Judge: HHJ Parry
Citation:  EWCOP B27
This case was concerned with the capacity of MB to make decisions about his residence, care and contact arrangements. It is the culmination of a series of judgments, the first being reported in 2007.
MB had since 2007 been treated by the local authority providing care to MB, all the Court instructed experts, MB’s litigation friend and ultimately the Court as someone who lacked capacity to make decisions as to his residence, care assessment and treatment for his learning difficulties, epilepsy, autistic spectrum disorder behavioural problems and as to the nature and extent of his contact with his mother.
In 2017, in the course of yet further litigation, the court received a report from Dr Leighton, an independently instructed Consultant Psychiatrist. Dr Leighton was of the view that MB had capacity to make the relevant decisions, but “would, from time to time, in circumstances that could not be accurately predicted, lose capacity to make decisions about his immediate wellbeing.“ Dr Leighton was unable to predict the duration of that loss of capacity: “[i]t could be ‘for a matter of hours or even for a matter of days.’”
The judge was clearly troubled at to what could have caused what she described as a radical change in MB’s capacity to make decisions. A second consultant psychiatrist was therefore instructed to report – Dr Lisa Rippon. Her report concurred with Dr Leighton’s. The two experts produced a joint statement. This paragraph is set out in the judgment:
Both Dr Rippon and Dr Leighton agreed that MB’s capacity could fluctuate during times of seizure activity but also when his level of anxiety rises and he becomes distressed because of environmental triggers. It was Dr Leighton’s view that these periods could last for several days and he gave the example of the time that MB had become angry with his RPR and had refused to see her for a week. However, what is less clear is whether his capacity was affected over the whole of this period. Therefore, although both doctors agreed that MB’s capacity had fluctuated, what is less certain is how long these periods could last.
The parties did not wish to challenge the expert evidence, and submitted a consent order bringing the proceedings to an end on the basis that the Court lacked jurisdiction over MB. Her Honour Judge Parry held that she was:
satisfied on the basis of the evidence that is placed before the Court that I should approve the consented disposal of these proceedings. I do so on this basis, all Courts make decisions on the evidence that his presented to that, to that extent, the Court is the servant of the evidence that is provided by the parties. Whilst the Court has an overall directing role in identifying the type and nature of evidence that it requires to make decisions, ultimately those decisions must be faithful to the evidence that is capable of being accepted.
It would therefore be illogical for the Court to arrive at a different position from that which is jointly argued for on the basis of evidence which is jointly accepted as valid.

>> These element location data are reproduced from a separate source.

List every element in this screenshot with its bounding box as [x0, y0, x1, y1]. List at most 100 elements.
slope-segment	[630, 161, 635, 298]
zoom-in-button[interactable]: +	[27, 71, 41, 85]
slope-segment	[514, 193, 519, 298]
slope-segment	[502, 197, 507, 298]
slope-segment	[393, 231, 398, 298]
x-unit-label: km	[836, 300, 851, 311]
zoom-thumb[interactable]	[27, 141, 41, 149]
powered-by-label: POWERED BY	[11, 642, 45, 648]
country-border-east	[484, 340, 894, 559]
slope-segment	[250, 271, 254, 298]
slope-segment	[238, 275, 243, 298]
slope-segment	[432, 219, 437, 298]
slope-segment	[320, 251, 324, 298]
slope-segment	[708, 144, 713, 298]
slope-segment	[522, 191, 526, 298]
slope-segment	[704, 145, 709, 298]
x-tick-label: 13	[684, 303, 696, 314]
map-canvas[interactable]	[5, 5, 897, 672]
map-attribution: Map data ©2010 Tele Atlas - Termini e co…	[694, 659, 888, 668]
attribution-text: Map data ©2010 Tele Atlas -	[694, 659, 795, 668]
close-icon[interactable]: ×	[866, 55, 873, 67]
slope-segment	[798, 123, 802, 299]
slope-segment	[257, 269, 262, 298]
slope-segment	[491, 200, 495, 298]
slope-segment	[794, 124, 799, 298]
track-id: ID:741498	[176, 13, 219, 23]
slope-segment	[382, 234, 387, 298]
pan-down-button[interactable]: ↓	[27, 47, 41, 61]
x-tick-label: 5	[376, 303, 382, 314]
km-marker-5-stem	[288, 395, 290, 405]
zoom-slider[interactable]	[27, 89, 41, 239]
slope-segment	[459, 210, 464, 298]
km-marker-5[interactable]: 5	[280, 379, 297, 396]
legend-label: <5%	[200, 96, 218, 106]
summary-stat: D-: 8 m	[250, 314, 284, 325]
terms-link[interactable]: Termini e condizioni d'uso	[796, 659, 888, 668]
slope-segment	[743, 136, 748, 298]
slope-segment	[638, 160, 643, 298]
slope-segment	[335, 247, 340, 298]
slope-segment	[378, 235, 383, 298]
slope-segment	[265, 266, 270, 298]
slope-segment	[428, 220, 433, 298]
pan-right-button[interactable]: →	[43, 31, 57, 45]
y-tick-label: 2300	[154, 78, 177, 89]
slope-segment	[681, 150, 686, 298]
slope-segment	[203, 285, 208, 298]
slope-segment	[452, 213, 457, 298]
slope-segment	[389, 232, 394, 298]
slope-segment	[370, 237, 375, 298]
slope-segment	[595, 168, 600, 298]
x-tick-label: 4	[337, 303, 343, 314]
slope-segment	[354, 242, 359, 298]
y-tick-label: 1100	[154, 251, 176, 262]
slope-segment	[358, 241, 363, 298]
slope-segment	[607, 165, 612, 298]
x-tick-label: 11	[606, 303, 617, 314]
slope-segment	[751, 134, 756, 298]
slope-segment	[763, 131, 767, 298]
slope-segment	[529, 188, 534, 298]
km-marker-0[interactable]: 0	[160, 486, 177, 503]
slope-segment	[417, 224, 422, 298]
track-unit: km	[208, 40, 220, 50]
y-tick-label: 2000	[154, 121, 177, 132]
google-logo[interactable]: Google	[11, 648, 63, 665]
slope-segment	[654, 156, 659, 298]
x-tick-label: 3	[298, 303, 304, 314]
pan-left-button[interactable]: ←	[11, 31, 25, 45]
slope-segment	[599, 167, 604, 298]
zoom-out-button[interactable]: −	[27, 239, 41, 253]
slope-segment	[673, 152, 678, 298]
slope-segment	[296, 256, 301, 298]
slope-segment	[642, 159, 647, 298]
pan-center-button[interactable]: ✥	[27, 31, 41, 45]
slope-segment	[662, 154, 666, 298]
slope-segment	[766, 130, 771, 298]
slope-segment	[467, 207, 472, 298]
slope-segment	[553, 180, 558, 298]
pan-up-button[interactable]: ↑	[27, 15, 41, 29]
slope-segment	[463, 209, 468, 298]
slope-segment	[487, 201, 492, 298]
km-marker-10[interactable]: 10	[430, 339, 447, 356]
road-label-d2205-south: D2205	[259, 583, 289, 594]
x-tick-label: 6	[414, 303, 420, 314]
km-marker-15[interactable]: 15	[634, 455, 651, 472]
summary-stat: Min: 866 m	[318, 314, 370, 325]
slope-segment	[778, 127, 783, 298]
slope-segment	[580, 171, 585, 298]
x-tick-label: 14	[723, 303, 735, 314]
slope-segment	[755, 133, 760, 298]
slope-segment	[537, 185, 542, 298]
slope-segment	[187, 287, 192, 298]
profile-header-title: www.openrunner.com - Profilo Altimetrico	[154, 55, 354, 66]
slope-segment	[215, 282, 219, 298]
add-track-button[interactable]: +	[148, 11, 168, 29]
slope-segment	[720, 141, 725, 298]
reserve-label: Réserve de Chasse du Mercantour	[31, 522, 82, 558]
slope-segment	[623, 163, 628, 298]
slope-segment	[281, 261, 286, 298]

The difficulties this would pose those providing services to MB on the ground was not lost on HHJ Parry QC, who noted that:
It is a clear undercurrent in these proceedings that those who know MB particularly well, including those who have been providing care to him over a number of years and his social worker, have worries about MB’s future and how he will adapt to the changes that may become open to him. There are also understandably legitimate concerns and worries as to the impact upon him of making changes to a routine that he has become very used to over the last nine years or so. Those are legitimate concerns for professionals to have both at a personal and professional level for MB.’
Lastly, HHJ Parry noted that the “proceedings conclude without any clarity as to what alternative care arrangements could be made available for MB” but unsatisfactory as this was, she correctly identified that this was no longer the concern of the Court.
This case is an interesting example of what the court should do in the face of joint expert evidence as to capacity that it does not find convincing. Reading between the lines, it appears as if the judge felt that her hands were tied by the parties’ willingness to accept that evidence.
While it is difficult for a court to take a different approach to that of the parties, the court’s jurisdiction is ultimately an inquisitorial one. It would have been interesting to see what the court had done had (as is not uncommon) all the evidence been to the effect that MB lacked capacity but the court was not satisfied as to its quality. There is, of course, the asymmetry introduced by the presumption of capacity, but HHJ Parry did not make express reference to this. Further, what is not clear from the judgment is whether was an exploration of (1) the extent to which the current care package was maximising MB’s capacity (by reducing his anxiety and minimising the environmental triggers that may cause him to slide into incapacity); and (2) the likelihood of him losing the capacity to make decisions in the absence of the care package.
We suggest that this could have been a legitimate avenue of exploration in this case. There are cases in which it is only after a period of time in which a care package has been imposed on P via the MCA (in respect of a non-compliant diabetic for example), that P is able to make capacitous decisions. Once P has regained capacity to make decisions about care (and makes the unwise decision to refuse all care), P’s health declines and P again loses the capacity to make decisions about care. We suggest that the court must have power in a case of that nature to put in place a regime that kicks in once P loses capacity, and we have had – unreported – experience of the court making ‘contingent’ declarations/decisions to cater for sufficiently foreseeable circumstances.